Challenges and Revisions
Despite the strong earnings performance, the investment bank highlights concerns regarding the absence of new job wins year-to-date. This has led to a downward revision of annual replenishment assumptions for FY25-27F from RM700 million to RM500 million. Additionally, net cash saw a marginal decrease, settling at RM290.9 million from RM296.6 million a quarter prior.
Future Outlook
The unbilled construction order book stands at RM520 million, representing 1.1 times FY24 construction revenue. Management expresses optimism about securing new contracts by year-end, supported by a substantial tender book of approximately RM1.5 billion. Further earnings prospects could be bolstered by the second phase launch of Ara Sentral in 2QCY26, with an estimated Gross Development Value (GDV) of RM600 million. However, TA Securities maintains a cautious stance, noting that slower-than-expected job replenishment in FY25 raises questions about the company’s competitiveness against stronger rivals, potentially capping near-term earnings growth.
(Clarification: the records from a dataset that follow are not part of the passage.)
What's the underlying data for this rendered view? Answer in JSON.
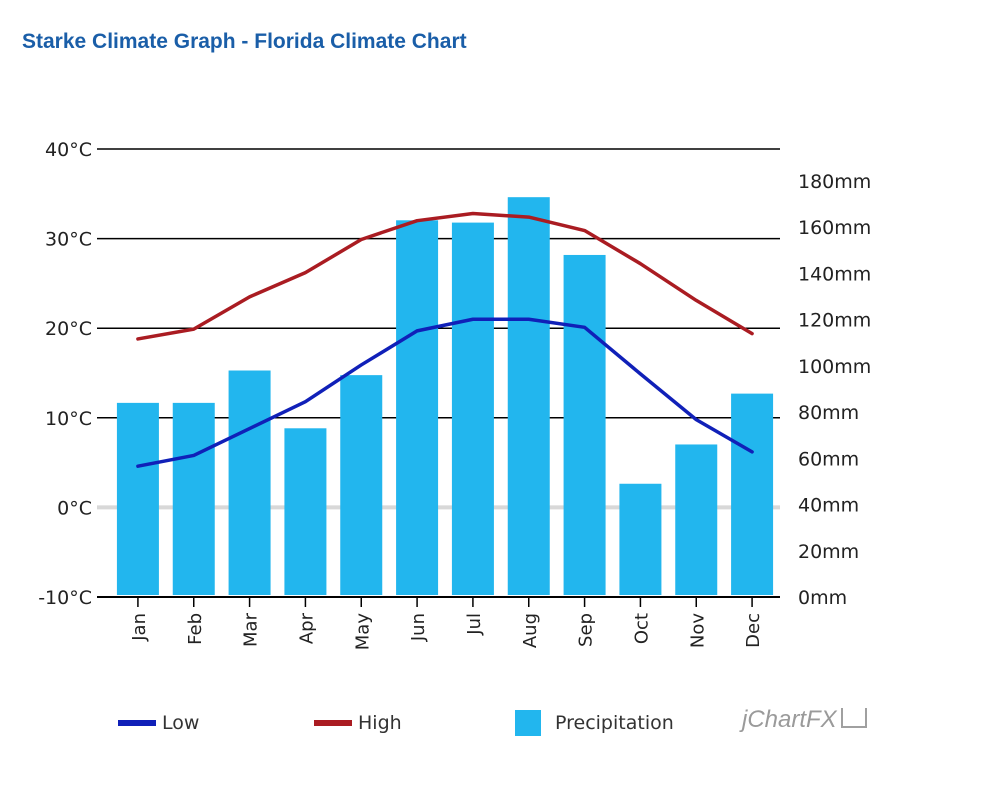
{
  "page": {
    "title": "Starke Climate Graph - Florida Climate Chart",
    "brand": "jChartFX"
  },
  "colors": {
    "low": "#1020b8",
    "high": "#aa1c22",
    "precip": "#22b6ee",
    "title": "#1a5ea8",
    "zero_line": "#d8d8d8"
  },
  "legend": {
    "low_label": "Low",
    "high_label": "High",
    "precip_label": "Precipitation"
  },
  "chart_data": {
    "type": "bar",
    "title": "Starke Climate Graph - Florida Climate Chart",
    "categories": [
      "Jan",
      "Feb",
      "Mar",
      "Apr",
      "May",
      "Jun",
      "Jul",
      "Aug",
      "Sep",
      "Oct",
      "Nov",
      "Dec"
    ],
    "y_left": {
      "unit": "°C",
      "ylim": [
        -10,
        40
      ],
      "ticks": [
        "40°C",
        "30°C",
        "20°C",
        "10°C",
        "0°C",
        "-10°C"
      ],
      "tick_values": [
        40,
        30,
        20,
        10,
        0,
        -10
      ]
    },
    "y_right": {
      "unit": "mm",
      "ylim": [
        0,
        180
      ],
      "ticks": [
        "180mm",
        "160mm",
        "140mm",
        "120mm",
        "100mm",
        "80mm",
        "60mm",
        "40mm",
        "20mm",
        "0mm"
      ],
      "tick_values": [
        180,
        160,
        140,
        120,
        100,
        80,
        60,
        40,
        20,
        0
      ]
    },
    "grid": true,
    "legend_position": "bottom",
    "series": [
      {
        "name": "Low",
        "type": "line",
        "axis": "left",
        "values": [
          4.6,
          5.8,
          8.8,
          11.8,
          15.9,
          19.7,
          21.0,
          21.0,
          20.1,
          14.9,
          9.8,
          6.2
        ]
      },
      {
        "name": "High",
        "type": "line",
        "axis": "left",
        "values": [
          18.8,
          19.9,
          23.5,
          26.2,
          29.9,
          32.0,
          32.8,
          32.4,
          30.9,
          27.2,
          23.1,
          19.4
        ]
      },
      {
        "name": "Precipitation",
        "type": "bar",
        "axis": "right",
        "values": [
          84,
          84,
          98,
          73,
          96,
          163,
          162,
          173,
          148,
          49,
          66,
          88
        ]
      }
    ]
  }
}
Analyst Rating and Target Price
Following the mixed performance and outlook, TA Securities revised its target price upwards to RM0.37 (from RM0.35), despite lowering its target Price-to-Earnings Ratio (PER) to 8x (from 10x) due to heightened concerns over earnings sustainability. Concurrently, the firm downgraded its recommendation on the stock from Buy to Hold.